Wednesday, 28 August 2024

CLIWOC tall ships sailings from captains logs

Update: global harmonization of climate data since 1850 follows next.

"CLImatological database of World OCeans" was my first outing using Esri tools as personal project. I found this fabulous dataset with ¼ M points! Detailed here, it came from a 5 yr. EU project to scan captains ships logs for climate data in the 17-19th c. before weather data were recorded.

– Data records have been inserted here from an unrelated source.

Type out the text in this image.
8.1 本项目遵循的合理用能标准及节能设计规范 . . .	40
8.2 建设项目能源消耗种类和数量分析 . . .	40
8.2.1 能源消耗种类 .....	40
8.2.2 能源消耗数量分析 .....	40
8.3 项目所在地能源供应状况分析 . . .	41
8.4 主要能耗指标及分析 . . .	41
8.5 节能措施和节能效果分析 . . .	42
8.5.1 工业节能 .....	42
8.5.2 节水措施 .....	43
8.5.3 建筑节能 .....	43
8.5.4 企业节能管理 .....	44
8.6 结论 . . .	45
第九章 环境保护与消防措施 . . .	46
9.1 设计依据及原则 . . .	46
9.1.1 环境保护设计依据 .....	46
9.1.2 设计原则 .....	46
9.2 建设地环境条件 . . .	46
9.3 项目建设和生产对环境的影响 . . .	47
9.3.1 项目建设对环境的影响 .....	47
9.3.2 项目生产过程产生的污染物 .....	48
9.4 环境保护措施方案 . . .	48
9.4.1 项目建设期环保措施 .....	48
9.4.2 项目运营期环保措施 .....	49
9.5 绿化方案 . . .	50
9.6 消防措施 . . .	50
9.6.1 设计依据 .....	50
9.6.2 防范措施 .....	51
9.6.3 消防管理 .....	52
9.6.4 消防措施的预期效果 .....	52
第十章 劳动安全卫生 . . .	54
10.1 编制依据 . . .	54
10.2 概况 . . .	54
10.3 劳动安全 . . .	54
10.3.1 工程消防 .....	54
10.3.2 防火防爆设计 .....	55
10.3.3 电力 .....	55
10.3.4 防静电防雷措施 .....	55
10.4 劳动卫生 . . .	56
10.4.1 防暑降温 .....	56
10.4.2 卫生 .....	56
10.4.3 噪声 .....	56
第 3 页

Tall ships were mainly British, Dutch & French, Portuguese notably absent due to Lisbon archive destruction in the 1755 "Great Earthquake" (Wikipedia). 

stats from ArcGIS, total: 223,969, click to enlarge

I worked it at home and its first video animation is here improved here (ships), here (wind) and here (ocean-centric). 
This private project at home was before breakfast because there was internet but neither cable nor wifi... we used dial-up modems (sound here), and afternoons the lines were tied up by students @ home, but evenings were adults watching porn videos (... Redlands Daily Facts story picked up by the LA Times)... so as I used to quip, "I had a secret life on the internet before breakfast"... 20 yrs ago was pre-Google if anyone remembers Netscape browser, AOL email and Altavista web search (had a cracking desktop search engine to find your files, not even Google has matched).
I also wrote up the data intricacies here (points), here (attributes) and here (datasets), and my poster below was exhibited at Esri Oceans Forum, Redlands CA, Nov 5-7 2014. And in layman's terms as an open data workshop to help promote citizen science here.

source, click to enlarge

As mentioned in my previous post here, I have the software again and I revived this "grand ole 'projy' " (rhymes w Grand Ole Opry here) as a video in a projection not unlike National Geographic's (so-called Equal Earth matching the middle two videos above). As ¼M points get crowded and I just returned to France, I posted the French sailings as I was curious of their extents. 


I was disappointed to find so few ship names! I looked for the Belem whose repro brought the 2024 Olympic flame to Marseille, or the Hermione repro that sailed to NYC in 2015 (website), or Le Croyable captured by USS Delaware on my 'blue plate' "Friendship of Salem".


Top-of-the-list La Boussole is famous for de la Pérouse who criss-crossed the Pacific, even claimed Australia for King Louis XVI whose last words at the guillotine were "any word from la Pérouse"? He was shipwrecked with Astrolabe offshore what is now Botany Bay they had just left - named by Capt. Cook who did return home and claim the subcontinent for Mad King George III who lost the American colonies... - you have to have lived in Australia (I grew up in Brisbane) to learn that's how good that bay was that two explorers visited it!
You'll only read in Hans-Otto Meissner's 1984 "Die verschollenen Schiffe des Lapérouse" ("The lost ships of Laperouse", Google Books) that expeditions took scientists (detailed in French Wikipedia) and a young Napoleon, a surveyor, was replaced by an old friend of La Pérouse... imagine what early 19th c. would've looked like had Bonaparte drowned young!